私は「横文字を使うな」と主張しているわけではありません。コトバは生き物であり、多くの外来語が輸入され定着する過程は似通ったものであるはずなので、いくら私が学生時代「美しい日本語を守る会」の会長だった(会員2名)としても、黙って見守ることしかできません。私が指摘したいのは、新しい横文字が上記のような定着過程を辿るうちに、その横文字本来の意味が見えにくくなってしまうのではないか、という点です。
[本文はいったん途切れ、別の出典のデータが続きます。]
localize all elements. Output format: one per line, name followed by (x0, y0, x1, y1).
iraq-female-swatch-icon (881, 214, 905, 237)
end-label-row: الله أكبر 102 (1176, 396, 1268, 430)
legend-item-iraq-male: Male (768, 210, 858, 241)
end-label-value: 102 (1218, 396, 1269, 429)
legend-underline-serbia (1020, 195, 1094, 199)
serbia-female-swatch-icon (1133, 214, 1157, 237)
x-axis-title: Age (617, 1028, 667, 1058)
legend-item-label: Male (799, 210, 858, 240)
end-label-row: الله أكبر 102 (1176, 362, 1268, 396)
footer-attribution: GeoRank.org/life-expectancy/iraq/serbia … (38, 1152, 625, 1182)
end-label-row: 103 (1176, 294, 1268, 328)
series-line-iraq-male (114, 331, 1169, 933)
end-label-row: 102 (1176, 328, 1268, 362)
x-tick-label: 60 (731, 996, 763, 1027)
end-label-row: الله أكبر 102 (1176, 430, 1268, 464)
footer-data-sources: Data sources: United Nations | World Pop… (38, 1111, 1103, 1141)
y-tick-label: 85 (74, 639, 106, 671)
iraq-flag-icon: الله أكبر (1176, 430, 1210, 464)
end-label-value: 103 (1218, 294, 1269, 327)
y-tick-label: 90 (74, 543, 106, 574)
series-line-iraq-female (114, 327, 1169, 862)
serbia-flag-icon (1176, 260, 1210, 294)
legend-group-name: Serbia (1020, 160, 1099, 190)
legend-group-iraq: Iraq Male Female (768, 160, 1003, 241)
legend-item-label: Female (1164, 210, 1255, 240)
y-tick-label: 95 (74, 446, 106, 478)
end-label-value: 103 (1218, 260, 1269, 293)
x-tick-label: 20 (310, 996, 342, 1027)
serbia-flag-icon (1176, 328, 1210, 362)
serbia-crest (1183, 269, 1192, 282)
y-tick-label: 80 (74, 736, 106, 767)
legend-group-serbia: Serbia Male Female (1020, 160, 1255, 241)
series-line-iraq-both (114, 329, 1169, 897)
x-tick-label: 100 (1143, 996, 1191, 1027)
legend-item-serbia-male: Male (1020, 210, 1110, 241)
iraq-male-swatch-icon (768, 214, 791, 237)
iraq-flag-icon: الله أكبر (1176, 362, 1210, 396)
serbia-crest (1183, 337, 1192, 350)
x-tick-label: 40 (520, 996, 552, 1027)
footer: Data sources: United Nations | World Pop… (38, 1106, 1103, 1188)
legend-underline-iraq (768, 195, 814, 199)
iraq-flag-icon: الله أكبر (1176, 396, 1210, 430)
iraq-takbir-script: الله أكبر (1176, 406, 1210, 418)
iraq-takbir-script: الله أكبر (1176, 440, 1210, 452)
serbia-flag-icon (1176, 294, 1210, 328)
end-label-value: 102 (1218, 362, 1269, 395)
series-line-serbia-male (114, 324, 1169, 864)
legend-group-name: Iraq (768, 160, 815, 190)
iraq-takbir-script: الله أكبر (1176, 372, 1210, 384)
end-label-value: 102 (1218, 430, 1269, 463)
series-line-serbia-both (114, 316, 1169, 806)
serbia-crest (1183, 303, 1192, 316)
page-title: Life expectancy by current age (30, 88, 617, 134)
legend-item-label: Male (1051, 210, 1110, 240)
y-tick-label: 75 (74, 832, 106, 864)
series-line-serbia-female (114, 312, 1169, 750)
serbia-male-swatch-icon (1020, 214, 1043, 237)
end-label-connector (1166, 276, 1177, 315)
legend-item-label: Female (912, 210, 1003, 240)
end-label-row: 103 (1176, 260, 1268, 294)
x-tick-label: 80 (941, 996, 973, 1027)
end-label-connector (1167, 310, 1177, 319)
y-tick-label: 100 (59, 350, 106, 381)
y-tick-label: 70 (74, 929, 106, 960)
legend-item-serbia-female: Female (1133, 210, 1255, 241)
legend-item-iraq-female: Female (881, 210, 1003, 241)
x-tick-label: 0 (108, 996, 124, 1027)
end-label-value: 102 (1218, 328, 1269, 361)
結果として、横文字をちりばめた発言や文章が「何となくわかるけど心の底から納得できない」といつまでも違和感が消えなかったり、コトバのイメージが共有されていないために議論が噛み合なくなったりします。
先日、とある先生(医師)が私との会話の中で、“オーディット”ということばをお使いになり、その意味は確かインスペクション(査察、監査)みいたな意味だったと思うけど、はてどのようなコンテクストで使われているのかな、と自分の頭で考えながらその先生のお話を聞きしていました。結果として「で、オーディットって何ですか」と訊くタイミングを逸してしまい(注2)、このオーディットがしっくりこないうちに、次の話題に移ってしまいました。このブログを書いている今も自分の中にモヤモヤが残っています。
このような「使う方も使われる方もよくわからんで使う、あるいはわかっているつもりで使っているのに実はよくわかっていない」横文字の代表に、“エビデンス”という用語があります。いまや医療従事者の間で、エビデンスやEBM(evidence-based medicine)という用語は共通語、流行語になりました。例えば、「エビデンスはないですが.....」とか「エビデンス的には....」などの発言を耳にしたり、「エビデンスにもとづく◯◯学」とか「◯◯ケアのエビデンス」という表題を三省堂の医療書籍新刊コーナーで五冊に一冊はみかけたり、「エビデンスに厳しい」先生(この言い方も変です!)が「エビちゃん」という別称で呼ばれたりするようにさえなりました。
しかし、多くの場合その発言、記述の中にエビデンスやEBMに対する誤解の匂いを感じ取ることが多いのです。自分の中ではそのような誤解が恐くて、1990年代の登場時に魅了されたエビデンスというコトバが、近年ではなるべく使わないように心がける相対的禁忌にさえなっています。
もと「美しい日本語を守る会」の会長だった(会員2名)ので、コトバに対する感度は失いたくないものです。というよりも、自分の中のそういう衝動を消そうと思っても消えません。これが性(さが)なんでしょうか。
注1:歴史や漢字の事情通には、日本語の書き言葉の成り立ちをそんな軽く扱うなー、不適切な引用やめてください、と怒られそうですけど....
注2:年取ったことの特権の一つに、人に尋ねることを厭わなくなることがあるので、たいがいの場合「◯◯って何ですか」と聞けるようになったのですが、話の流れで聞くタイミングを失うことは今でもあります。